Однажды Питер и его друг Боб Олвуд — такой же пуританин, как и Питер, — ехали на трамвае домой после позднего киносеанса. В вагоне никого не было, кроме весьма подержанной пергидрольной блондинки, сидевшей на первом сиденье. Когда трамвай пришел на конечную остановку на Элизабет-стрит, вожатый задернул занавес, отделив себя и блондинку от остальной части вагона, и погасил потолочные огни. Боб и Пит наблюдали за ними из дальнего конца вагона и увидели, как ноги женщины вдруг исчезли из виду. Только через несколько минут Питер понял, что там происходит. Женщине пришлось устроиться на каком-то узеньком карнизике перед вожатым, а может, даже и на самом моторе, лицом к вожатому, пока он трахал ее. Питер не сказал Бобу ни слова до тех пор, пока они не сошли с трамвая. Но Боб ему все равно не поверил.

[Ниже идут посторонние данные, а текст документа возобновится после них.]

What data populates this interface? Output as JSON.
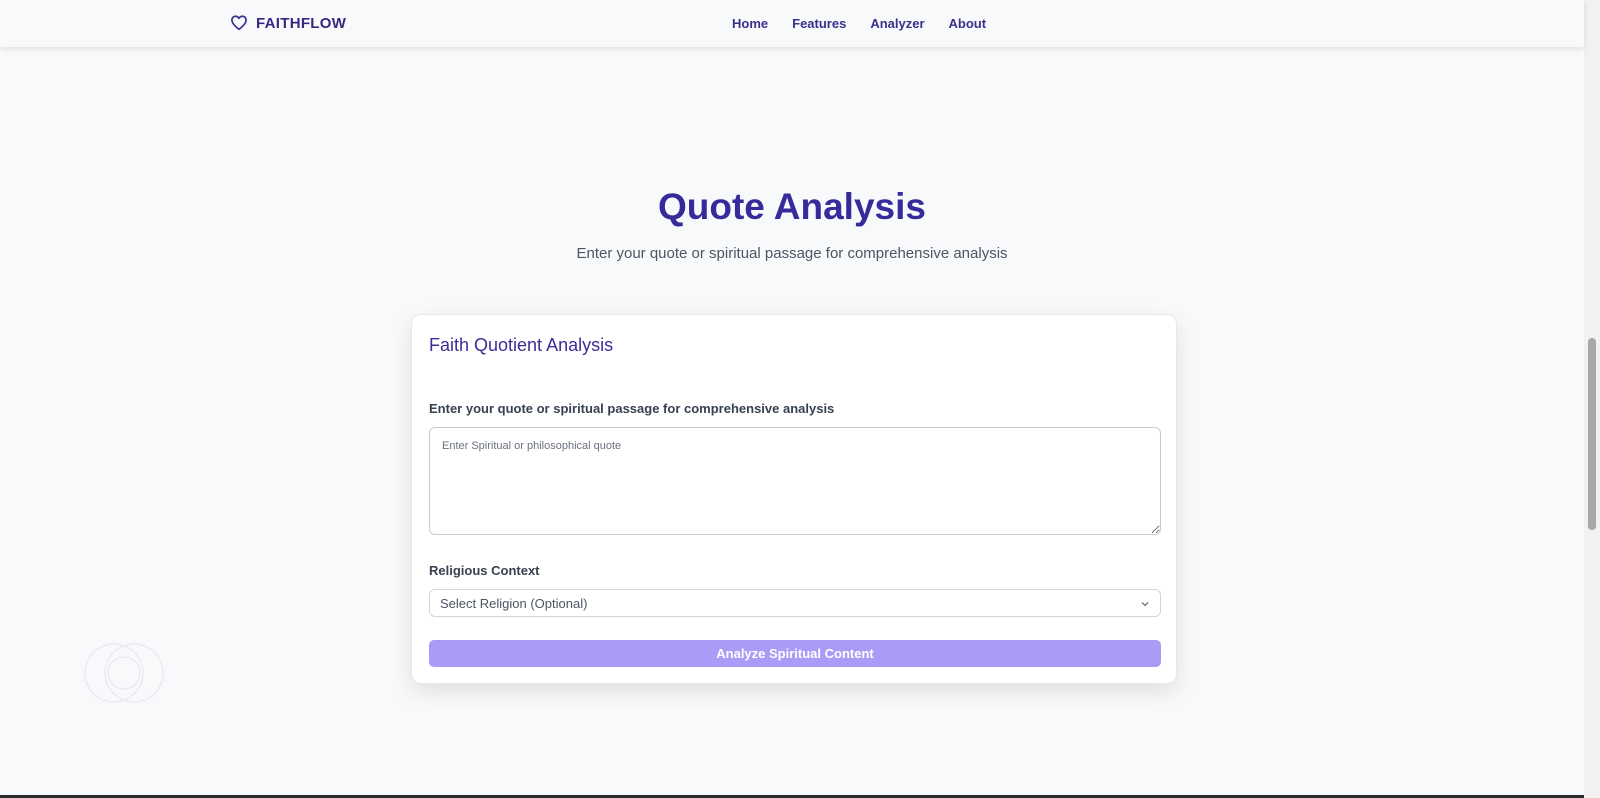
{
  "brand": {
    "name": "FAITHFLOW",
    "icon": "heart-icon"
  },
  "nav": {
    "items": [
      {
        "label": "Home"
      },
      {
        "label": "Features"
      },
      {
        "label": "Analyzer"
      },
      {
        "label": "About"
      }
    ]
  },
  "hero": {
    "title": "Quote Analysis",
    "subtitle": "Enter your quote or spiritual passage for comprehensive analysis"
  },
  "card": {
    "title": "Faith Quotient Analysis",
    "quote_label": "Enter your quote or spiritual passage for comprehensive analysis",
    "quote_placeholder": "Enter Spiritual or philosophical quote",
    "quote_value": "",
    "context_label": "Religious Context",
    "context_selected": "Select Religion (Optional)",
    "button_label": "Analyze Spiritual Content"
  },
  "colors": {
    "primary": "#372a9b",
    "button": "#a99cf7",
    "background": "#f8f9fb"
  }
}
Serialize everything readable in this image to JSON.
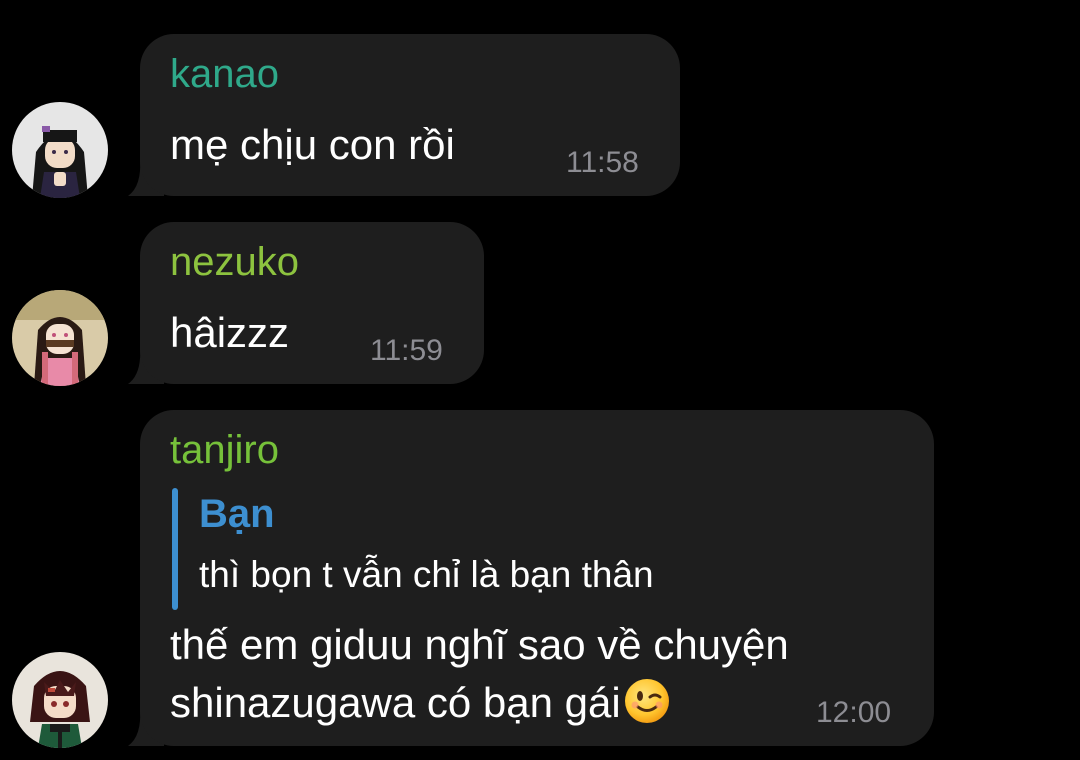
{
  "messages": [
    {
      "sender": "kanao",
      "sender_color": "#2fa98a",
      "text": "mẹ chịu con rồi",
      "time": "11:58",
      "avatar_icon": "kanao-avatar-icon"
    },
    {
      "sender": "nezuko",
      "sender_color": "#8dc33f",
      "text": "hâizzz",
      "time": "11:59",
      "avatar_icon": "nezuko-avatar-icon"
    },
    {
      "sender": "tanjiro",
      "sender_color": "#76c13a",
      "reply": {
        "author": "Bạn",
        "author_color": "#3d8fd0",
        "text": "thì bọn t vẫn chỉ là bạn thân"
      },
      "text_lines": [
        "thế em giduu nghĩ sao về chuyện",
        "shinazugawa có bạn gái"
      ],
      "emoji": "winking-face-emoji",
      "time": "12:00",
      "avatar_icon": "tanjiro-avatar-icon"
    }
  ],
  "colors": {
    "background": "#000000",
    "bubble": "#1e1e1e",
    "timestamp": "#8d8d93",
    "message_text": "#ffffff"
  }
}
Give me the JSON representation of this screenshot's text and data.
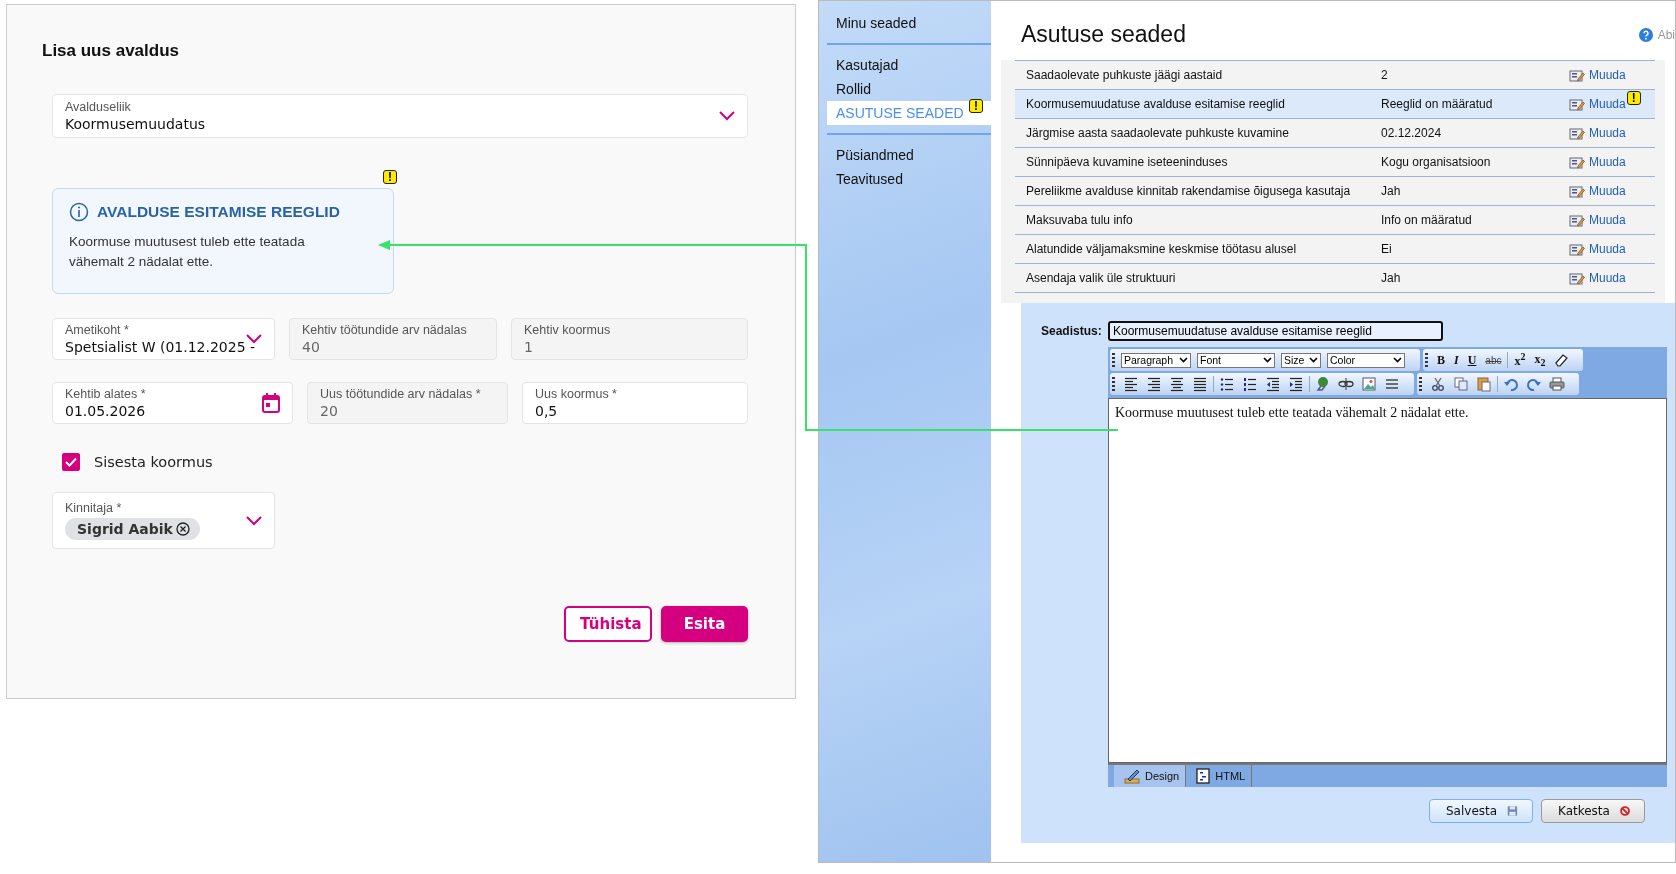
{
  "form": {
    "title": "Lisa uus avaldus",
    "type_field": {
      "label": "Avalduseliik",
      "value": "Koormusemuudatus"
    },
    "info": {
      "title": "AVALDUSE ESITAMISE REEGLID",
      "text": "Koormuse muutusest tuleb ette teatada vähemalt 2 nädalat ette.",
      "flag": "!"
    },
    "field_rows": [
      [
        {
          "kind": "select",
          "label": "Ametikoht *",
          "value": "Spetsialist W (01.12.2025 -",
          "disabled": false
        },
        {
          "kind": "text",
          "label": "Kehtiv töötundide arv nädalas",
          "value": "40",
          "disabled": true
        },
        {
          "kind": "text",
          "label": "Kehtiv koormus",
          "value": "1",
          "disabled": true
        }
      ],
      [
        {
          "kind": "date",
          "label": "Kehtib alates *",
          "value": "01.05.2026",
          "disabled": false
        },
        {
          "kind": "text",
          "label": "Uus töötundide arv nädalas *",
          "value": "20",
          "disabled": true
        },
        {
          "kind": "text",
          "label": "Uus koormus *",
          "value": "0,5",
          "disabled": false
        }
      ]
    ],
    "checkbox": {
      "label": "Sisesta koormus",
      "checked": true
    },
    "approver": {
      "label": "Kinnitaja *",
      "chip": "Sigrid Aabik"
    },
    "buttons": [
      {
        "label": "Tühista",
        "kind": "secondary"
      },
      {
        "label": "Esita",
        "kind": "primary"
      }
    ]
  },
  "settings": {
    "sidebar": [
      {
        "items": [
          {
            "label": "Minu seaded",
            "selected": false
          }
        ]
      },
      {
        "items": [
          {
            "label": "Kasutajad",
            "selected": false
          },
          {
            "label": "Rollid",
            "selected": false
          },
          {
            "label": "ASUTUSE SEADED",
            "selected": true,
            "flag": "!"
          }
        ]
      },
      {
        "items": [
          {
            "label": "Püsiandmed",
            "selected": false
          },
          {
            "label": "Teavitused",
            "selected": false
          }
        ]
      }
    ],
    "title": "Asutuse seaded",
    "help": "Abi",
    "rows": [
      {
        "name": "Saadaolevate puhkuste jäägi aastaid",
        "value": "2",
        "action": "Muuda",
        "selected": false
      },
      {
        "name": "Koormusemuudatuse avalduse esitamise reeglid",
        "value": "Reeglid on määratud",
        "action": "Muuda",
        "selected": true,
        "flag": "!"
      },
      {
        "name": "Järgmise aasta saadaolevate puhkuste kuvamine",
        "value": "02.12.2024",
        "action": "Muuda",
        "selected": false
      },
      {
        "name": "Sünnipäeva kuvamine iseteeninduses",
        "value": "Kogu organisatsioon",
        "action": "Muuda",
        "selected": false
      },
      {
        "name": "Pereliikme avalduse kinnitab rakendamise õigusega kasutaja",
        "value": "Jah",
        "action": "Muuda",
        "selected": false
      },
      {
        "name": "Maksuvaba tulu info",
        "value": "Info on määratud",
        "action": "Muuda",
        "selected": false
      },
      {
        "name": "Alatundide väljamaksmine keskmise töötasu alusel",
        "value": "Ei",
        "action": "Muuda",
        "selected": false
      },
      {
        "name": "Asendaja valik üle struktuuri",
        "value": "Jah",
        "action": "Muuda",
        "selected": false
      }
    ],
    "editor": {
      "label": "Seadistus:",
      "name_value": "Koormusemuudatuse avalduse esitamise reeglid",
      "dropdowns": [
        "Paragraph",
        "Font",
        "Size",
        "Color"
      ],
      "format_buttons": [
        "B",
        "I",
        "U",
        "abc",
        "x$^{2}$",
        "x$_{2}$"
      ],
      "content": "Koormuse muutusest tuleb ette teatada vähemalt 2 nädalat ette.",
      "tabs": [
        {
          "label": "Design",
          "selected": true
        },
        {
          "label": "HTML",
          "selected": false
        }
      ]
    },
    "buttons": [
      {
        "label": "Salvesta",
        "kind": "save"
      },
      {
        "label": "Katkesta",
        "kind": "cancel"
      }
    ]
  }
}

Чему Питер поразился, так это собственной реакции. Ему было почему-то смешно. А может, он и завидовал… пожалуй, это вернее. «Правильная» реакция пришла позднее. Этот парень и его шлюха наверняка попадут в ад.
Глава 47
Все это было давно, очень давно. И вот пришло время, когда Питер трахался с женщиной прямо перед алтарем пустой церкви; правда, в эти минуты он был здорово пьян. Это был римско-католический собор в Сиракузах[150], а девушка — еврейка. Сама блестящая идея принадлежала ей. Она ненавидела эту религию потому, что крутые мальчишки-католики из средней школы в Бостоне, где училась и она, несколько раз беспощадно избивали ее из-за того, что она еврейка. Идея осквернить церковь показалась ему в тот вечер ужасно привлекательной, хотя на следующее утро он обливался холодным потом, думая о том, что могло бы случиться с ними, излови их полиция. Если б речь шла об осквернении протестантской церкви, это вряд ли произвело бы на него такое сильное впечатление. Протестантские церкви всегда казались Питеру какими-то пустыми и голыми. В них трудно было застать Бога, но зато он наверняка болтался поблизости от католических храмов. Питер всегда склонялся в сторону католицизма и один раз даже чуть не обратился в католичество. А богохульство, как известно, возможно лишь в присутствии Господа.
Странное соображение. Если ты не веришь в Бога вообще, то какой смысл в богохульстве?
И как будто происшествие в храме было недостаточно плохо само по себе, он и Сара потом заходили в несколько многоквартирных домов на улице, название которой давно забылось. Когда-то это был весьма фешенебельный район, где богатеи строили себе огромные, вычурные, украшенные куполами дома. Потом они отсюда повыехали, а дома были переделаны в многоквартирные. Жили в них преимущественно пожилые люди с достатком, вдовы, пожилые супружеские пары. Питер и Сара бродили по холлам трех таких домов, где все двери были наглухо заперты, так что из-за них не доносилось ничего, кроме приглушенных голосов включенных телевизоров. Они были уже на третьем этаже четвертого дома, и Сара уже встала перед Фрайгейтом на колени, когда дверь вдруг открылась. Какая-то старуха высунула голову в холл, завопила и со стуком захлопнула дверь. С громким смехом Фрайгейт и Сара выскочили на улицу и помчались к собственной квартире Сары.
Позднее Питер весь обливался потом, думая о том, что было бы с ними, задержи их полицейские. Тюрьма, публичный позор, потеря работы в «Дженерал электрик», стыд перед собственными детьми, праведный гнев жены. А вдруг старуху хватила кондрашка? Фрайгейт тщательно просмотрел колонку с некрологами и с облегчением узнал, что на той улице никто ночью не умер. Это была чистая случайность, так как Сара уверяла, что каждый раз, как она выглядывает из своего окна, то обязательно видит похоронную процессию, шествующую по этой улице.